In other embodiments, the insulation 18 may be provided in tubular form and may be slid over the outer surface 22 of the steam dispersion tube 14. In such an application, the tubes of insulation may be expanded with pressurized air prior to the steam dispersion tubes 14 being slid into the insulation, after which the pressure can be relieved. The insulation may also be expanded using a liquid or gas other than air.
The insulation 18 may be attached to a steam dispersion tube in a number of different ways including via adhesives, by heating, via mechanical means such as with straps, bands, etc.
In other embodiments, the insulation 18 may be provided in forms other than solid strips or tubular sleeves, such as sprays, spray foams, paint, gels, dips, etc.
In one embodiment, a ⅛ inch-thick layer of insulation 18 may be used with a steam dispersion tube 14 that has a diameter of 1½ inches. In another embodiment, a ⅛ inch-thick layer of insulation 18 may be used with a steam dispersion tube 14 that has a diameter of 2 inches. In other embodiments, a thickness less or more than ⅛ of an inch may be used depending on the size of the tubes and the insulation desired.

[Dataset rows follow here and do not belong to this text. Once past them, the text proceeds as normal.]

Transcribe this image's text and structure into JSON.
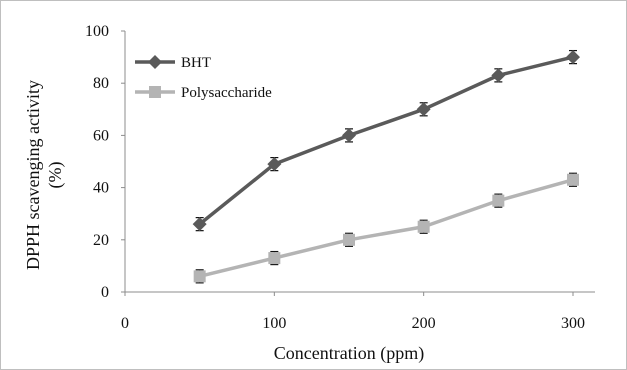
{
  "chart_data": {
    "type": "line",
    "title": "",
    "xlabel": "Concentration (ppm)",
    "ylabel_line1": "DPPH scavenging activity",
    "ylabel_line2": "(%)",
    "xlim": [
      0,
      300
    ],
    "ylim": [
      0,
      100
    ],
    "x_ticks": [
      "0",
      "100",
      "200",
      "300"
    ],
    "y_ticks": [
      "0",
      "20",
      "40",
      "60",
      "80",
      "100"
    ],
    "x_tick_values": [
      0,
      100,
      200,
      300
    ],
    "y_tick_values": [
      0,
      20,
      40,
      60,
      80,
      100
    ],
    "grid": false,
    "legend_position": "top-left",
    "series": [
      {
        "name": "BHT",
        "color": "#5a5a5a",
        "marker": "diamond",
        "x": [
          50,
          100,
          150,
          200,
          250,
          300
        ],
        "values": [
          26,
          49,
          60,
          70,
          83,
          90
        ],
        "error": [
          2.5,
          2.5,
          2.5,
          2.5,
          2.5,
          2.5
        ]
      },
      {
        "name": "Polysaccharide",
        "color": "#b4b4b4",
        "marker": "square",
        "x": [
          50,
          100,
          150,
          200,
          250,
          300
        ],
        "values": [
          6,
          13,
          20,
          25,
          35,
          43
        ],
        "error": [
          2.5,
          2.5,
          2.5,
          2.5,
          2.5,
          2.5
        ]
      }
    ]
  }
}
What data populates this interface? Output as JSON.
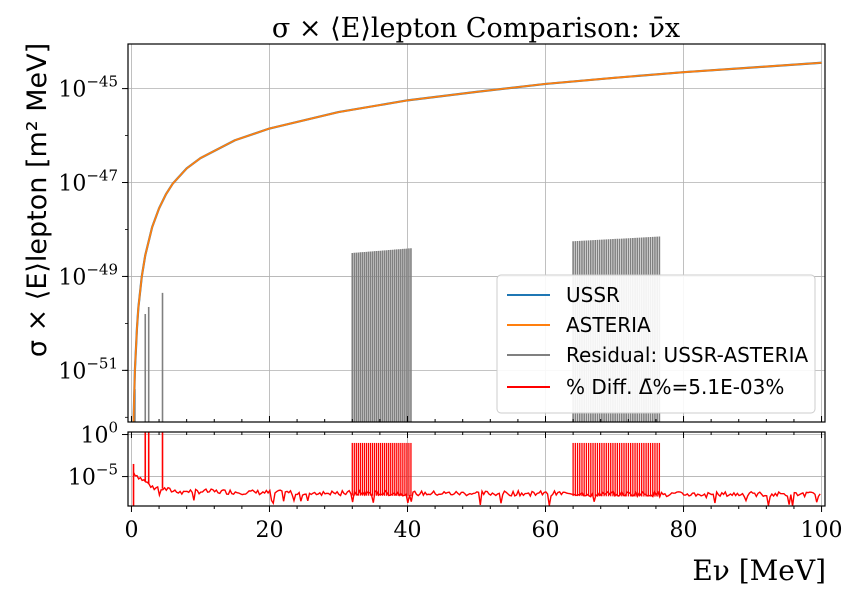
{
  "chart_data": [
    {
      "type": "line",
      "title": "σ × ⟨E⟩lepton Comparison: ν̄x",
      "ylabel": "σ × ⟨E⟩lepton [m² MeV]",
      "xlim": [
        -0.5,
        100.5
      ],
      "ylim_exp": [
        -52.1,
        -44.05
      ],
      "yscale": "log",
      "ytick_labels": [
        "10−45",
        "10−47",
        "10−49",
        "10−51"
      ],
      "ytick_exponents": [
        -45,
        -47,
        -49,
        -51
      ],
      "grid": true,
      "legend_position": "lower-right",
      "series": [
        {
          "name": "USSR",
          "color": "#1f77b4",
          "x": [
            0.3,
            0.5,
            0.8,
            1,
            1.5,
            2,
            3,
            4,
            5,
            6,
            8,
            10,
            15,
            20,
            30,
            40,
            50,
            60,
            70,
            80,
            90,
            100
          ],
          "log10_y": [
            -52.1,
            -51.0,
            -50.1,
            -49.67,
            -49.0,
            -48.55,
            -47.95,
            -47.55,
            -47.25,
            -47.02,
            -46.7,
            -46.48,
            -46.1,
            -45.85,
            -45.5,
            -45.25,
            -45.07,
            -44.9,
            -44.77,
            -44.65,
            -44.55,
            -44.45
          ]
        },
        {
          "name": "ASTERIA",
          "color": "#ff7f0e",
          "x": [
            0.3,
            0.5,
            0.8,
            1,
            1.5,
            2,
            3,
            4,
            5,
            6,
            8,
            10,
            15,
            20,
            30,
            40,
            50,
            60,
            70,
            80,
            90,
            100
          ],
          "log10_y": [
            -52.1,
            -51.0,
            -50.1,
            -49.67,
            -49.0,
            -48.55,
            -47.95,
            -47.55,
            -47.25,
            -47.02,
            -46.7,
            -46.48,
            -46.1,
            -45.85,
            -45.5,
            -45.25,
            -45.07,
            -44.9,
            -44.77,
            -44.65,
            -44.55,
            -44.45
          ]
        },
        {
          "name": "Residual: USSR-ASTERIA",
          "color": "#808080",
          "spikes": [
            {
              "x": 0.5,
              "log10_y": -51.4
            },
            {
              "x": 2.0,
              "log10_y": -49.8
            },
            {
              "x": 2.5,
              "log10_y": -49.65
            },
            {
              "x": 4.5,
              "log10_y": -49.35
            }
          ],
          "bands": [
            {
              "x_start": 32,
              "x_end": 40.5,
              "count": 30,
              "log10_y_start": -48.5,
              "log10_y_end": -48.4
            },
            {
              "x_start": 64,
              "x_end": 76.5,
              "count": 40,
              "log10_y_start": -48.25,
              "log10_y_end": -48.15
            }
          ]
        }
      ]
    },
    {
      "type": "line",
      "xlabel": "Eν [MeV]",
      "xlim": [
        -0.5,
        100.5
      ],
      "ylim_exp": [
        -8.5,
        0.3
      ],
      "yscale": "log",
      "ytick_labels": [
        "100",
        "10−5"
      ],
      "ytick_exponents": [
        0,
        -5
      ],
      "xticks": [
        0,
        20,
        40,
        60,
        80,
        100
      ],
      "xtick_labels": [
        "0",
        "20",
        "40",
        "60",
        "80",
        "100"
      ],
      "grid": true,
      "series": [
        {
          "name": "% Diff. Δ̄%=5.1E-03%",
          "color": "#ff0000",
          "baseline_log10": [
            [
              0.3,
              -4.5
            ],
            [
              1,
              -5.0
            ],
            [
              3,
              -6.2
            ],
            [
              6,
              -6.7
            ],
            [
              20,
              -6.9
            ],
            [
              40,
              -7.0
            ],
            [
              60,
              -7.0
            ],
            [
              80,
              -7.1
            ],
            [
              100,
              -7.1
            ]
          ],
          "spikes_x": [
            2.0,
            2.5,
            4.5
          ],
          "bands": [
            {
              "x_start": 32,
              "x_end": 40.5,
              "count": 30,
              "top_log10": -1.0
            },
            {
              "x_start": 64,
              "x_end": 76.5,
              "count": 40,
              "top_log10": -1.0
            }
          ]
        }
      ]
    }
  ]
}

After attachment, if the steam carrying apparatus being covered with insulation 18 is a steam dispersion tube 14, one or more holes may be provided through both the insulation 18 and the steam dispersion tube 14. The holes may be provided in the insulation and the steam dispersion tubes by a variety of different methods including punching, drilling, burning (such as with a lazer, hot iron, or torch), via water jet, extruding, forming, etc.
In certain embodiments, wherein the use of nozzles 16 is desired, nozzles 16 may be press fit into the hole through the insulation 18 and the steam dispersion tube 14. As discussed previously, the nozzles 16 may include shoulders 36 that capture a portion of the insulation 18 against the outer surface 22 of the steam dispersion tube 14.

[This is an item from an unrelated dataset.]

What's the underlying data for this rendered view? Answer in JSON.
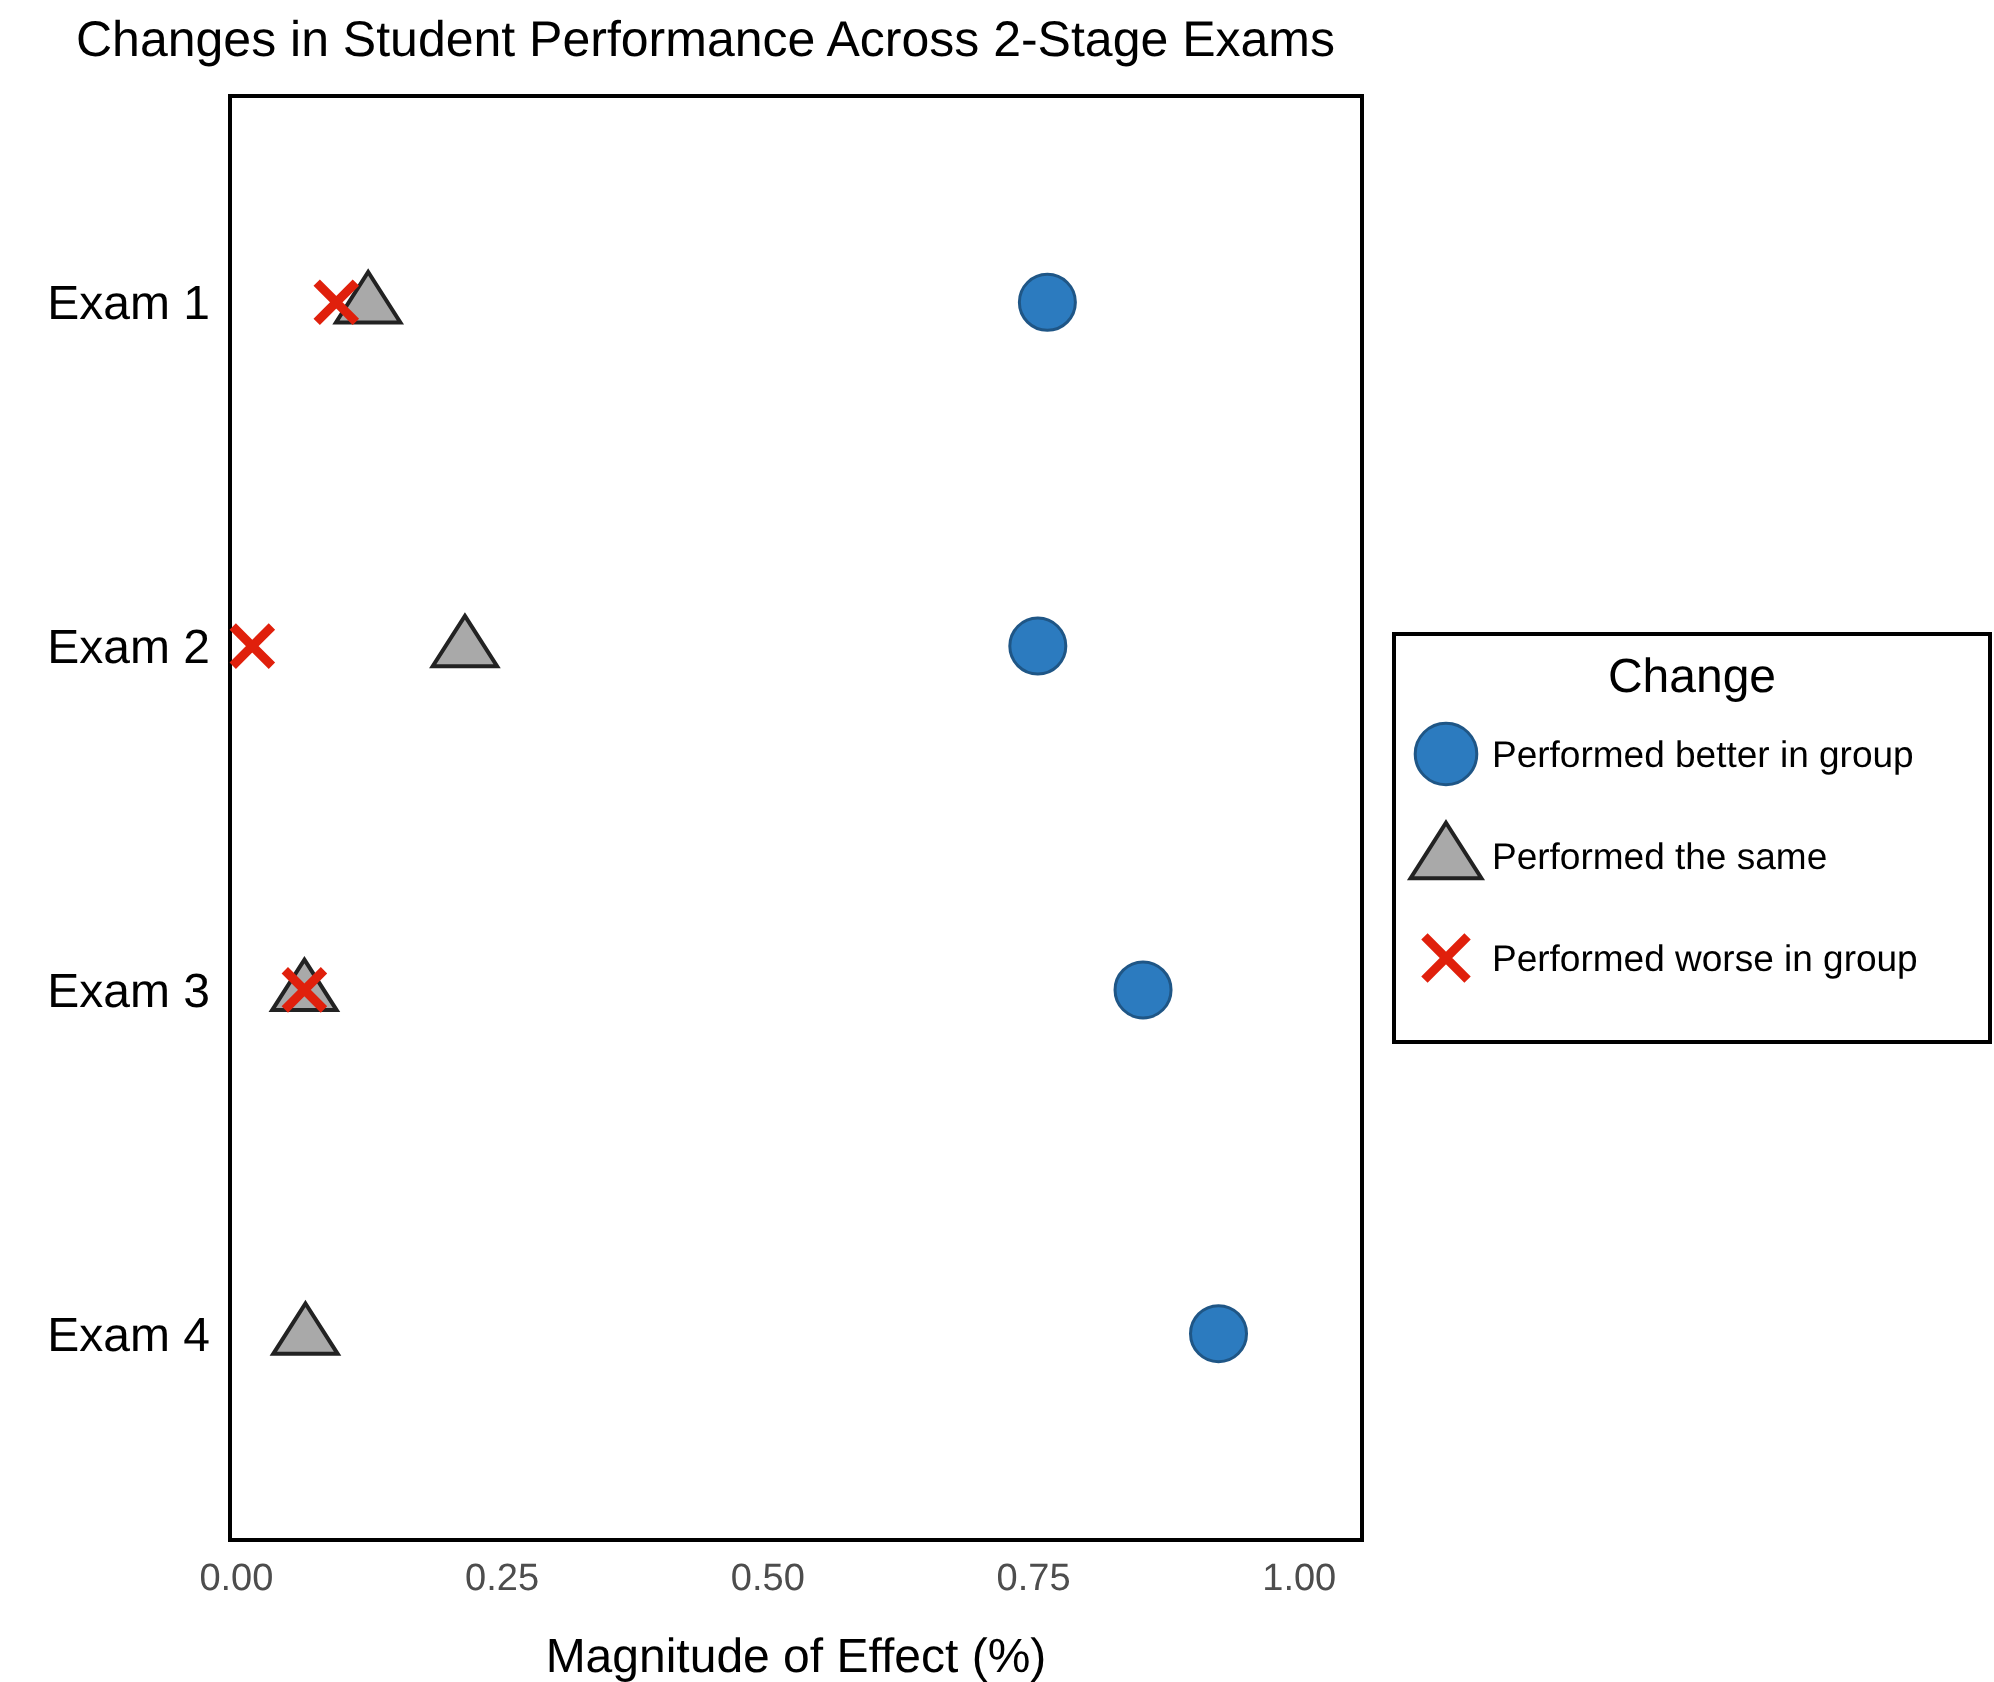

The above method of insulation attachment does not require alteration of the manufacturing process of the steam dispersion tubes 14, and, is, thus, cost-effective. The foam wrapped tubes 14 may be run through a tube hole-creating machine just as they would be without any insulation 18. The nozzles 16 may be press fit after the machine creates the holes through the steam dispersion tube 14 and the insulation 18 just as they would be if there were no insulation 18 used.
It should be noted that other alternative methods are also available for attaching the insulation to a steam dispersion tube. For example, in another embodiment, instead of creating the holes through the insulation and the steam dispersion tube simultaneously, the holes can be separately created in the insulation and the steam dispersion tube. The insulation can, then, be attached to the tube, aligning the holes in the insulation with the holes in the dispersion tube.
Although in the aforementioned embodiments, the insulation 18 is described as being provided on at least a portion of a steam carrying apparatus, in other embodiments, the insulation 18 may, itself, form the steam carrying apparatus. In such embodiments, if the provided insulation 18 is rigid enough, other structural enhancements, such as steam dispersion tubes 14, need not be used with the insulation 18 to define a steam dispersion system.
Any of the previously listed insulation materials may be suitable for use with the herein described methods of attaching insulation to a steam dispersion apparatus. The materials may include, but certainly are not limited to, the materials listed above.
The above specification, examples and data provide a complete description of the manufacture and use of the inventive aspects of the disclosure. Since many embodiments of the inventive aspects can be made without departing from the spirit and scope of the disclosure, the inventive aspects reside in the claims hereinafter appended.